Senior Supervisor N094 & N790
Image guided radiotherapy, multiparametric imaging for tissue characterization, pre-clinical animal research in the context of radiation oncology, dose response modelling, proton and carbon ion therapy.
High precision radiation oncology aims to destroy the tumor without damaging normal tissue and organs.
In order to achieve this delicate balance and to optimize treatment outcome in radiation oncology, following challenges are tackled in an interdisciplinary manner in clinical and pre-clinical medical radiation research.

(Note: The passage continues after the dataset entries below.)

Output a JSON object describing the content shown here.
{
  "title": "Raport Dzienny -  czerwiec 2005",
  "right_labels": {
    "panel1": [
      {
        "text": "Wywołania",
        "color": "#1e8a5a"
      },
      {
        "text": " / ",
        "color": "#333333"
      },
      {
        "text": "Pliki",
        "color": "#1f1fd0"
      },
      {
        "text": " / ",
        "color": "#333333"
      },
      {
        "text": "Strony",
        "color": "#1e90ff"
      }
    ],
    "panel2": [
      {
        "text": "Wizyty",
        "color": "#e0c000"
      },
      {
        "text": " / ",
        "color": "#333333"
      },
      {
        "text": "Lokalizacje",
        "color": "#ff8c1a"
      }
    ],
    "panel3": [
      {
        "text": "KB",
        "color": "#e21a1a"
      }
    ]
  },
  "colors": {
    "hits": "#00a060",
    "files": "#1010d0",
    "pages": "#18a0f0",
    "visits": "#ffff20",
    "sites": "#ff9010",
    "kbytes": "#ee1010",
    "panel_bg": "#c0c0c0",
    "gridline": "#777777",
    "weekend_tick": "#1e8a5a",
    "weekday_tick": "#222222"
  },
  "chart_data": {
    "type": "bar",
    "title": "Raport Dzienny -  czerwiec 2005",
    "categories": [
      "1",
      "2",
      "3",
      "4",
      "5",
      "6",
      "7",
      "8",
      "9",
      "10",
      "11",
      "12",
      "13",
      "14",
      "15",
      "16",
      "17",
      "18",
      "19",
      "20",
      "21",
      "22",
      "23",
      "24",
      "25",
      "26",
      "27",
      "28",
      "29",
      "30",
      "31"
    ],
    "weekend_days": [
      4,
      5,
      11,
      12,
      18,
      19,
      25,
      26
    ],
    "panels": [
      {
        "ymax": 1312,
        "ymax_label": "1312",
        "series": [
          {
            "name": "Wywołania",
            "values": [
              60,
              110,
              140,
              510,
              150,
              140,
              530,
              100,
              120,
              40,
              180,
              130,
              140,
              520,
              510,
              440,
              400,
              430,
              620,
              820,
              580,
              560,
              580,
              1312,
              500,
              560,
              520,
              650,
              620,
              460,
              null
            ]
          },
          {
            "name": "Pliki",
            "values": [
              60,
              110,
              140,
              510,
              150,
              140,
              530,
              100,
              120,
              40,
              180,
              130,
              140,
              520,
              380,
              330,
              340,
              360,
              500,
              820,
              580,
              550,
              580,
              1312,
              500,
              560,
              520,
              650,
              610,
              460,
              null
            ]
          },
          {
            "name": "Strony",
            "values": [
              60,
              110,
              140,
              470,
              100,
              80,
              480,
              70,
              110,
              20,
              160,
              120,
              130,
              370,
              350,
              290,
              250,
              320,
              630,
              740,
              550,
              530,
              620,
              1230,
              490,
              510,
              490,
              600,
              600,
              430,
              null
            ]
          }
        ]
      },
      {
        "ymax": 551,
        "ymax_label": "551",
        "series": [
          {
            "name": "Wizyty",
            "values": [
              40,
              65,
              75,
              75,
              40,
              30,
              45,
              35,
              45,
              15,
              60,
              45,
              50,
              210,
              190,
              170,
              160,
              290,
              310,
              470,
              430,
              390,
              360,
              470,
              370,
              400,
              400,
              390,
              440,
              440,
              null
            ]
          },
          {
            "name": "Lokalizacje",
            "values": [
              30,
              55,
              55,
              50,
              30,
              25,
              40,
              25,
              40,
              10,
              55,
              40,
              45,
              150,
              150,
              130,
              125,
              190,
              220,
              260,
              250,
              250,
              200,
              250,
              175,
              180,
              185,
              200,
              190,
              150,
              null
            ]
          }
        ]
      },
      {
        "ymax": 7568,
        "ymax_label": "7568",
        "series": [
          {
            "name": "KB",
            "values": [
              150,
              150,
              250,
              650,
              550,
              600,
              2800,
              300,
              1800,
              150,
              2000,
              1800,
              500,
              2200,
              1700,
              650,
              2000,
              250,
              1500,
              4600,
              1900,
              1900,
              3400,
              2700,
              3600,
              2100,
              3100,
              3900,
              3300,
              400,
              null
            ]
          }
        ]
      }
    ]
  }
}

First beam qualities (photons, electrons, protons, carbon ions) are characterized applying physical and biological methods (cell lines, spheroid/organoids, animal models).
Next, we perform research to improve our understanding of dose response at the molecular, cellular and tissue level. When applying radiation in cancer care, the role of imaging has dramatically increased ("if you can’t see it you can’t treat it, if you can’t treat it you can’t cure it").
Therefore, we develop and bring technological innovations in medical imaging into the clinic. Besides anatomic imaging, multiparametric functional imaging has become an important non-invasive tool for tissue characterization prior treatment and for response assessment. Although hardware developments have an intrinsic role since the advent of radiation medicine, software plays an equal role today.
Data Scientists develop tools to automate processes in the treatment chain (e.g. tissue segmentation, automated treatment planning, biological optimization, tumor sub-volume analysis) or to improve tissue sparing via image guided synchronization of organ motion and beam delivery. These developments are mainly knowledge driven approaches and based on artificial intelligence.
More recently we have started to build up a large clinical database to extract outcome information from real world clinical data to prove and generate clinically driven hypothesis.